Here’s a quick economics lesson for all those who didn’t take Econ 101 in their freshman year of college. The price of any product or service in a market economy is a function of the amount of that product or service available – the supply – and the extent to which people are willing to put aside other uses of their money to pay for it – the demand. The point at which the supply and demand curves intersect is the market price. That’s it – that’s microeconomics in a nutshell.
For some reason we rarely consider the supply side of the equation when we look at economics in the real world. Demand is sexier than supply. We all know the iconic images of demand – iPod junkies, “CrackBerry” addicts, crazy-eyed moms fighting over this year’s “It Toys” in the malls in December. Much less do we know – or care – about production and delivery schedules at the factory in Taiwan or Guangzhou where the components are being assembled, the paint being applied, the goods being wrapped in bubble paper and put in trucks and ships.
The same goes for the stock market. We tend to look at performance through the demand prism – investors want more Internet stocks or Philippine ADRs or small-cap value names and that’s why their prices go up – as if the supply side doesn’t matter. But it does matter, and these days it matters even more than usual. Even as we write this article another company – Alliance Data Systems – announces that it is going off the market – the supply of its common stock will no longer be out there for public trading. Radio giant Clear Channel is close to a deal that will remove its shares from the shelf. This week started with the announcement that after decades of trading as a public company Chrysler is for now closing its doors to the equity markets.
We’re talking, of course, about private equity. Imagine a giant supermarket with lots of different products on the shelves. Among all the shoppers who come to the store you notice that every day the same four or five people turn up – fabulously wealthy people – and every day it seems that at least one of these rich people announces plans to buy out the entire supply of some product or other. The price of that product will go up in the very short run in response to the impending scarcity of supply, then it disappears entirely and there are fewer products on the shelf. In the language of economics the store’s aggregate supply level has gone down. If aggregate demand remains more or less the same then, overall, prices go up.
That, in essence, is what is happening in the stock market. Here the market supply increases via initial public offerings. IPOs are nowhere close to their pace of the latter 1990s. On the other hand market supply decreases via private equity buyouts. These are setting new records on seemingly a daily basis. Net supply, in effect, is decreasing, and prices are going up.
Private equity is a concentrated business with a small number of unfathomably wealthy megafirms at the top of the pile – the likes of Blackstone Group, KKR, Carlyle Group, Thomas H. Lee Partners, Bain Capital and Cerberus Capital (owners of a new Chrysler). Widely regarded as the smartest of smart money, this small troupe of billionaires has attracted a great deal of institutional equity buying on the heels of their actions. Going back to that supermarket analogy, imagine institutional investors as the ones who rush to buy up the product before it is taken off the shelves – or even better, the ones who try to figure out what those mega-rich guys are going to buy next and rush to get in on that product before an announcement is made.

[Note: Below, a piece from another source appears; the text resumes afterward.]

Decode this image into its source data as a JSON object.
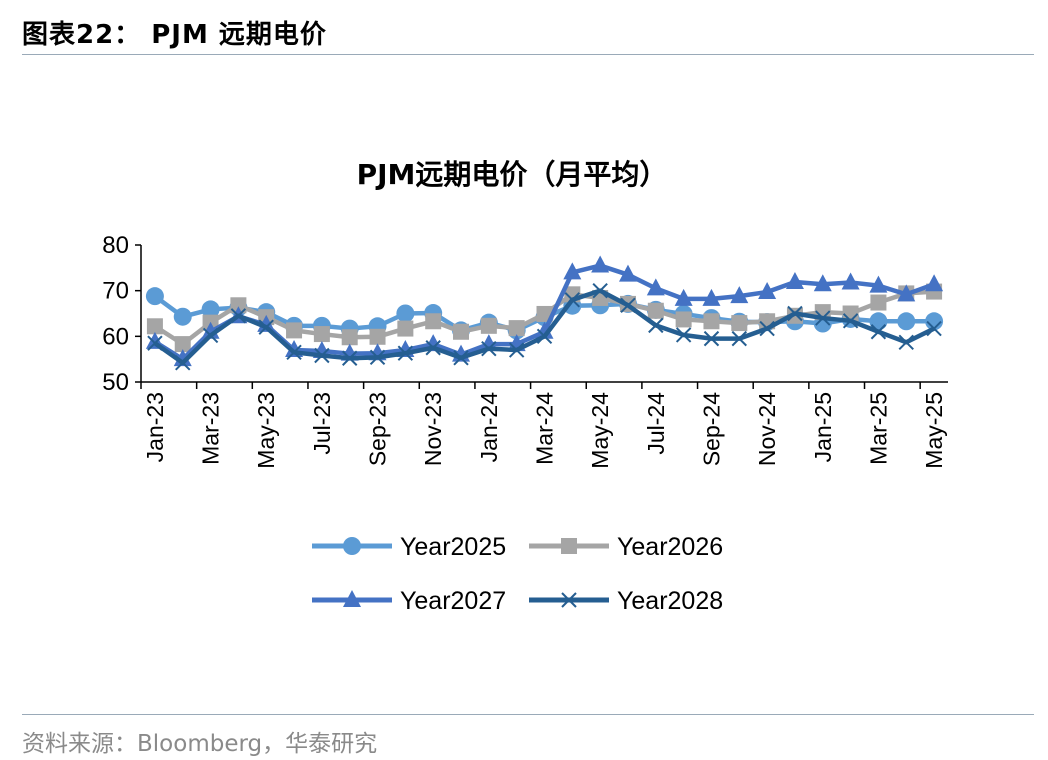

It’s easy to see how this could create a bubble – something becomes attractive simply because enough people think that it could be worth more tomorrow than today, for reasons that have little to do with that something’s fundamental value. Animal spirits run wild. In fact the word “bubble” is now in circulation. Recently Jeremy Grantham of money management firm Grantham Mayo van Otterloo wrote a piece on “the first truly global asset bubble” (GMO Market Commentary 24 April 2007). He opined that “the heart of the bubble this time is probably private equity”. If so this may be a very, very rare phenomenon – a supply bubble as opposed to a demand bubble. Whatever it is seems to be missing the retail investor. Recently brokerage firm TD Waterhouse noted in a release that average daily client trading activity was 9% lower for April 2007 than it was for April 2006. By our own Cocktail Party Theory of Investing metric there is nothing close to Internet or Nifty Fifty proportions on the country club or book club circuits.
There may be three reasons for this. One is that the Internet debacle is still fresh in retail investors’ collective memories and they have a newly-found “won’t get fooled again” reticence. The second theory is that people don’t really understand private equity or relate it to the stock market – there are no Pets.com sock puppets or 20 year-old millionaire secretaries in Silicon Valley to latch onto the public consciousness.Supply bubbles are boring. Third, there is the possibility that real or perceived declines in individual net worth – from falling home prices or falling incomes – are constraining the potential for new retail capital mobilization into equities.
How will it end? Private equity deals involve massive amounts of lending, mostly provided via a small number of large global banks. Banks are supposed to cautiously analyze the risks of their loans – but those risks may look vastly different in a world of ever-higher asset prices than they would in more sober circumstances. Unfortunately the very nature of bubbles is to inspire participants to throw caution ever further into the wind. If the retail investor does stay on the sidelines then this could be a reversal of the usual – a case when the so-called “smart money” gets burned while the “dumb money” stays out of harm’s way. Or not – there are several chapters of this story yet to write, and we’ll be with you each step of the way.